Apple, Google и Paypal. Кого заманивают в Украину
— Вы близки к IT-бизнесу. Приход Apple в Украину. Ведет ли кто-то переговоры? Какие могут быть варианты? RnD, представительство или ничего?
— Я про Apple ничего не слышал. Мы договорились с Rakuten, хозяевами Viber. Мы сейчас разговаривали с Binance, крупнейшей криптобиржей. Разговариваем сейчас с Amazon о приходе в Украину. Речь о дата-центре. Мы разговариваем с Google о переносе штаб-квартиры из Европы сюда.
— Facebook?
— Facebook нет. У них позиция, что RnD им не нужен, он у них там весь сконцентрирован. А sales office у них в России. Мы разговариваем активно с PayPal и пытаемся их затянуть, хотя это задача из неподъемных, потому что они не видят в нас рынка. Мы сейчас придумали новую стратегию переговоров с ними. Я надеюсь, она сработает. Не хочу спойлерить. У них же есть представительство в России и они все время пытаются задавить появление PayPal в Украине.
— Из тех, кого Вы назвали, кто самый реальный?
— Все реальные. Везде активная фаза переговоров.
— Заход кого-то из них — вопрос двух месяцев, полугода, года?
— У них большая бюрократия. К сожалению, такие инвесторы ориентируются на кредитные рейтинги и комплаенс. Гораздо быстрее сделки происходят с богатыми людьми из стран с авторитарными режимами. Поэтому с точки зрения инвестиций в первые два года это будут арабские страны, Азербайджан, Беларусь.
— Какие у Вас у самого остались бизнесы?
— У меня не осталось никакого бизнеса. Есть венчурный фонд. После продажи бизнеса я все средства реинвестировал в разного рода компании, поэтому в декларации у меня будут деньги, немало биткоинов и венчурный фонд. Активного бизнеса у меня сейчас нет.
— Во сколько Вы бы оценили свое состоянию на данный момент?
— Все вместе, наверное, $20-25 миллионов, если бы мне нужно было все продавать и везде выходить.
— То есть сейчас Вы живете на депутатскую зарплату?
— Сейчас я живу исключительно за счет своих сбережений. Депутатскую зарплату я получаю и трачу на благотворительность. Вообще я считаю, что зарплаты депутатам надо поднимать. Она должна быть где-то 100 тысяч гривен на руки. Тогда уберется много соблазнов. Понятно, что ты никогда не перебьешь коррупционные группы влияния, но, по крайней мере, это гигиеническая мера.

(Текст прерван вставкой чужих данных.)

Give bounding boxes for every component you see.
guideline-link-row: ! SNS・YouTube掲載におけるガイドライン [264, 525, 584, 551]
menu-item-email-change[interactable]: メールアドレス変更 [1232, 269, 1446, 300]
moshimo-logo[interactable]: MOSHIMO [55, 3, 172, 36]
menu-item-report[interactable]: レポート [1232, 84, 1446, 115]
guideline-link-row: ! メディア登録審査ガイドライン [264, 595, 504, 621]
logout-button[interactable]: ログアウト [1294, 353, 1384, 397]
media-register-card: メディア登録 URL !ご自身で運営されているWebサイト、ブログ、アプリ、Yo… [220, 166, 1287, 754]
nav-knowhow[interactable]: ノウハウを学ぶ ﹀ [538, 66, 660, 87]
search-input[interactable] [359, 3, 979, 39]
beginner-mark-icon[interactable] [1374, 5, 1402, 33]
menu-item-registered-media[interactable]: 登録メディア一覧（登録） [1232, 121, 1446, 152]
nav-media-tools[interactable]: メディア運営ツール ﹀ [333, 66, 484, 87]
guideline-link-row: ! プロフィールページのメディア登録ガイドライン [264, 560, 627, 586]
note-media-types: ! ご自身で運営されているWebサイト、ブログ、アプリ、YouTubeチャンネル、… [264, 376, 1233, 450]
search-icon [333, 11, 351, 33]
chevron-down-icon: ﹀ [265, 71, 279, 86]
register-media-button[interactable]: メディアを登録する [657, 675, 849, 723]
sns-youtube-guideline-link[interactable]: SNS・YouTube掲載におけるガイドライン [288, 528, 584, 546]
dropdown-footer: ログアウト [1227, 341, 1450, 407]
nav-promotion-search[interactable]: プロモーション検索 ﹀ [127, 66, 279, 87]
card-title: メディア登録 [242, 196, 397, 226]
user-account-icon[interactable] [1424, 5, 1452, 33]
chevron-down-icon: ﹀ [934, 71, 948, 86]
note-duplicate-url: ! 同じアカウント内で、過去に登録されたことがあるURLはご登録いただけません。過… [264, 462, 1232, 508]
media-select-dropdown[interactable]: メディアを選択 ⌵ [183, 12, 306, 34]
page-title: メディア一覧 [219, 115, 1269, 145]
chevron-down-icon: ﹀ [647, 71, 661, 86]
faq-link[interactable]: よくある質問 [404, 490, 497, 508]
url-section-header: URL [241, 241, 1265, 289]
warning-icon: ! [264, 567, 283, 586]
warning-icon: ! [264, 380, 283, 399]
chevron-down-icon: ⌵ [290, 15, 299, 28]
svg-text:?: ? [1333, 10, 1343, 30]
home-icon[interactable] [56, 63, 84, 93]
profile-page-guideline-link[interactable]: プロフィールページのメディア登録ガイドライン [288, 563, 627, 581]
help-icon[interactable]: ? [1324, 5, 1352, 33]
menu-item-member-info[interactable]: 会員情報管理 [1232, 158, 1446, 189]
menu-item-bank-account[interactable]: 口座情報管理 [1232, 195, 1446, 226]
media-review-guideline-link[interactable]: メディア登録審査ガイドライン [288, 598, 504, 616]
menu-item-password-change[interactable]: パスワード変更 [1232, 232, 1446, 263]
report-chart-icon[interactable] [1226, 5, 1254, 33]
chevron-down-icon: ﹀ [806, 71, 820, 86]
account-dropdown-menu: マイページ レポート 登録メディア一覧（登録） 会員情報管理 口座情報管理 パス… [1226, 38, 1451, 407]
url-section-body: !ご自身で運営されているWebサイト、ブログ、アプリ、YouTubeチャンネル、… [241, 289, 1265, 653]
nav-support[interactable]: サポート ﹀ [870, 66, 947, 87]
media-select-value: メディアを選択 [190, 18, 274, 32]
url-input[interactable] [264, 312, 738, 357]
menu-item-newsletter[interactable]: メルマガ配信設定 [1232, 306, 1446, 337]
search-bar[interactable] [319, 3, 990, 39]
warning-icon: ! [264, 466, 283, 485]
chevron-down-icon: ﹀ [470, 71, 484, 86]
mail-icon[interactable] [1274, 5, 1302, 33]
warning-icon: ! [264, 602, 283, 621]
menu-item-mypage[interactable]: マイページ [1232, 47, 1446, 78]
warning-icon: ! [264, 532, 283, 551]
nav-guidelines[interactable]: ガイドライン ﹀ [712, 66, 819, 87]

— У нас депутаты любят повышать себе зарплату в бюджетную ночь. В этом году стоит ожидать подобного?
— Нет, сейчас стоит задача сократить весь госаппарат на 10%. Поэтому эта история не пройдет.
— В интервью в начале года Вы оценили свое состояние в $30 миллионов и сказали, что «следующие 10 лет хотите посвятить тому, чтобы вырасти до $300 миллионов ». Это Вы сказали до захода в политику.
— Сейчас перерыв в политике для нетворкинга. У меня много знакомых учились в Стэнфорде, где на обучение ты тратишь $550-700 тысяч за весь круг. Я спрашиваю, зачем им это надо. Они говорят, что не для знаний и корочки, а для нетворкинга. Я подумал, что в Калифорнию я не хочу, я там уже был. А здесь я могу получить нетворкинг, какой в Стэнфорде тебе даже не снился. А потом, когда ты закончишь с политикой, ты можешь заниматься большим бизнесом. Поэтому я для себя посчитал, что политика за пять лет каденции (если они будут) мне обойдется в $750 тысяч моих расходов. После политики я вернусь в бизнес. Правда, я еще не решил в какой.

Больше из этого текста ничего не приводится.